Il sindaco Oleari, durante l’ultimo consiglio comunale, ha annunciato l’imminente rientrata in funzione dell’impianto della frazione dopo una lunga chiusura.

Turate, a settembre riapre il centro sportivo di Santa Maria
Politica Saronno, 28 Agosto 2021 ore 11:00

«Ci auguriamo che il centro sportivo di Santa Maria riapra a settembre». Così il sindaco di Turate Alberto Oleari, durante l’ultimo consiglio comunale, ha annunciato l’imminente rientrata in funzione dell’impianto comunale della frazione dopo una lunga chiusura.

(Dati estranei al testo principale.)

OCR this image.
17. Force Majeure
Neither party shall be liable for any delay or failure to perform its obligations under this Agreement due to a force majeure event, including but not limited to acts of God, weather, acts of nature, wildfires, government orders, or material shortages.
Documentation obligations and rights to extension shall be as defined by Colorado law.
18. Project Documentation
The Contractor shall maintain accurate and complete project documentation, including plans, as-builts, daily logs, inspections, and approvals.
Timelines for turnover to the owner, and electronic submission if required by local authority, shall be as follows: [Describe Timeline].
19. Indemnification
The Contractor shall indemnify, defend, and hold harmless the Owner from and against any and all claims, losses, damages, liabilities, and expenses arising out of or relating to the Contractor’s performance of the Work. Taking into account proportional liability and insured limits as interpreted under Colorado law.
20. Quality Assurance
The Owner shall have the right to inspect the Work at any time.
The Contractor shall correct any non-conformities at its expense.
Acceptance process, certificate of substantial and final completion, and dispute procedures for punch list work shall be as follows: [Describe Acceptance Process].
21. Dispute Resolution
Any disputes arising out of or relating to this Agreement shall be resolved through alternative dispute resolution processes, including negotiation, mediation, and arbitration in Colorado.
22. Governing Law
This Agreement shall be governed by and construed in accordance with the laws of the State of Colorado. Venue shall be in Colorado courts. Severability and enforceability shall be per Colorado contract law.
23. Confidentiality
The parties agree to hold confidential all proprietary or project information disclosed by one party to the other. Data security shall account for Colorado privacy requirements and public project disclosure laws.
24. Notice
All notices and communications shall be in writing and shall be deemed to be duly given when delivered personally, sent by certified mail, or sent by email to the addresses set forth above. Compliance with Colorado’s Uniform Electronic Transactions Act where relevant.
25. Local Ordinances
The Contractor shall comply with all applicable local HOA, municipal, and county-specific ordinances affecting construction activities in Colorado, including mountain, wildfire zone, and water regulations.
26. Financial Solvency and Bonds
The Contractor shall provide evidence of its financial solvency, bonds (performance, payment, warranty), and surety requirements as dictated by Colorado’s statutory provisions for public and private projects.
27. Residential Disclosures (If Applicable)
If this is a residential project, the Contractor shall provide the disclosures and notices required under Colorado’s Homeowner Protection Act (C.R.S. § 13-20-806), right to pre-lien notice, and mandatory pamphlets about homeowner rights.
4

Turate, a settembre riapre il centro sportivo di Santa Maria

«I tempi si sono allungati più del previsto per via della pandemia e perché i nuovi regolamenti hanno richiesto una procedura più lunga e complessa rispetto a quella di cinque anni fa. Gli uffici hanno affrontato uno sforzo maggiore e per questo li ringrazio», anticipa, puntualizzando: «Si tratta di un bando a lungo termine dalla durata di dieci anni in modo che il futuro gestore abbia il tempo di ammortizzare gli investimenti che effettuerà per apportare migliorie alle strutture». E a proposito dei lavori previsti: «Stiamo parlando di un bando impegnativo perché sono stati programmati interventi per circa 150mila euro, dal cambio delle coperture delle strutture geodetiche al rifacimento della recinzione. Prevedendo dieci anni di gestione garantiamo però la stabilità economica come accertato dal piano stilato da un commercialista». Con la riapertura del centro e del suo bar ritorna quindi un importante punto di aggregazione per le frazioni Santa Maria, Piatti e Mascazza: «Dopo la chiusure del vicino bar privato, rimane l’unico punto di incontro nella zona. Abbiamo scelto però di non concedere la possibilità di vendere tabacchi, gratta e vinci e ricevute di lotterie nazionali perché in contrasto con un centro sportivo che dovrebbe promuovere salute e benessere». E infine una velato riferimento ai problemi con la «Salus» nella precedente gestione, conclusasi con l’impossibilità di prorogare il bando a causa di «inadempienze contrattuali», come comunicato all’epoca dall’Amministrazione: «Ci auguriamo che ci sia nei prossimi dieci anni una gestione solida, accurata, seria e che risponda agli impegni presi. Chi ha orecchie per intendere intenda».